Pour ceux qui auraient raté un épisode du feuilleton, la municipalité planche de longue date sur un nouveau mode de gestion des bains, qui permette de sauver le bâtiment, ainsi que les missions de service public qu’il remplit, sans coûter trop cher. D’où le possible recours au privé, évoqué à de nombreuses reprises ces derniers mois par le 1 er adjoint Robert Herrmann (PS). Et puis mi-octobre, un soir de primaire socialiste, grande nouvelle, terminé le PPP. Place à une société publique locale (SPL) ou à une société d’économie mixte (SEM). Dixit Roland Ries, qui évoque une « remise à plat du dossier ».
Une décision saluée par Fabienne Keller, qui plaide pour un maintien des trois fonctions du bâtiment : équipement sportif de quartier, accessible aux scolaires et aux plus démunis ayant recours au service des bains. L’élue souhaite en savoir plus sur la forme que prendrait le projet, son calendrier, son coût etc.
La majorité municipale prend note, sans broncher. Puis c’est au tour de Marc Merger (MoDem) de lancer : « Si le PPP est un excellent outil de diversification des financements […] il ne peut être utilisé n’importe comment. Pour les bains municipaux, il est de toute évidence totalement inapproprié. »
A la tribune, quelques-uns qui manquent de s’étouffer — Marc Merger est d’ordinaire le plus ardent défenseur de la formule. Des applaudissements ironiques viennent même saluer l’intervention.
Pas de quoi démonter Anne Schumann (Strasbourg au Centre). La conseillère joue sur du velours et cite Robert Grossmann, qui « visionnaire », s’était opposé « dès le mois de juin » à toute forme de « privatisation » des Bains. Le conseiller s’était alors abstenu, avec six autres, dont quelques Verts, sur le lancement d’une étude d’assistance à maîtrise d’ouvrage rappelle Anne Schumann.
La majorité municipale riposte en raillant la prise de position « opportune » de la droite strasbourgeoise, pour reprendre Syamak Agha Babaï (PS). « Vous vous exprimez ce soir, mais on ne vous a pas entendus sur la question depuis 18 mois que le débat irrigue la Ville », assène Eric Schultz (Verts). Pour Paul Meyer (PS), c’est le « grand bal des postures » des anciens chantres du PPP.
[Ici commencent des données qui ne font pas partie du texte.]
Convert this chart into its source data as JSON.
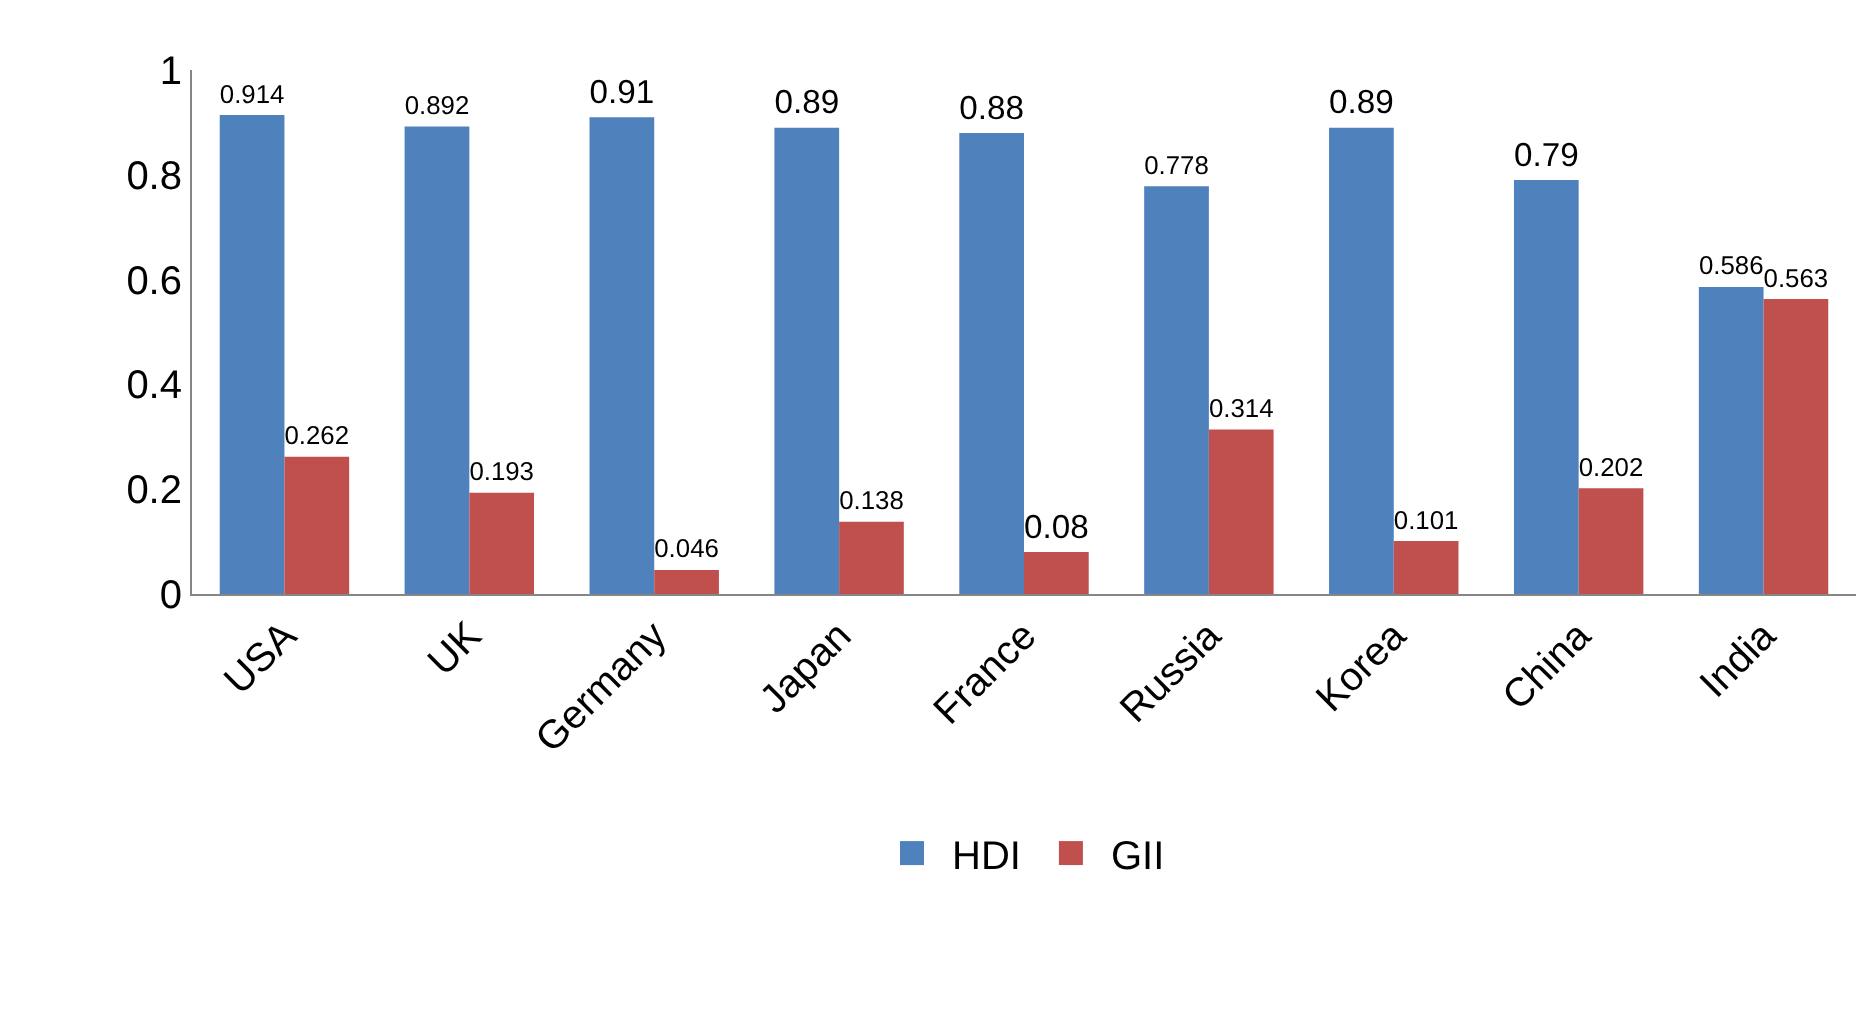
{
  "chart_data": {
    "type": "bar",
    "categories": [
      "USA",
      "UK",
      "Germany",
      "Japan",
      "France",
      "Russia",
      "Korea",
      "China",
      "India"
    ],
    "series": [
      {
        "name": "HDI",
        "color": "#4f81bd",
        "values": [
          0.914,
          0.892,
          0.91,
          0.89,
          0.88,
          0.778,
          0.89,
          0.79,
          0.586
        ]
      },
      {
        "name": "GII",
        "color": "#c0504d",
        "values": [
          0.262,
          0.193,
          0.046,
          0.138,
          0.08,
          0.314,
          0.101,
          0.202,
          0.563
        ]
      }
    ],
    "ylim": [
      0,
      1
    ],
    "yticks": [
      0,
      0.2,
      0.4,
      0.6,
      0.8,
      1
    ],
    "grid": false,
    "legend": "bottom",
    "data_labels": true
  }
}
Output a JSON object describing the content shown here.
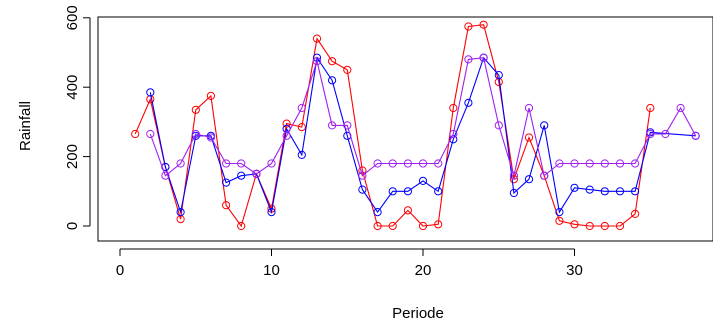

Robert Herrmann précise que l’arbitrage du maire ne lui pose aucun problème. « Il faudrait être bien imbu de soi-même pour se sentir désavoué alors qu’il s’agit du bien public. Au fond, le problème c’est que cette décision intervient sans susciter de crise. C’est ça qui vous gêne », avance l’adjoint.
« Je confirme qu’entre Robert Herrmann et moi il n’y a pas l’épaisseur d’une feuille de papier à cigarette, assure le maire. Vous considérez qu’un pouvoir qui recule est un pouvoir qui s’affaiblit. Je considère au contraire que c’est parfois une avancée. Cette méthode, la concertation, est la nôtre et elle est attendue par nos concitoyens. Vous ne l’avez pas compris et ça vous a déjà joué des tours », lance Roland Ries en direction de Fabienne Keller. Ambiance.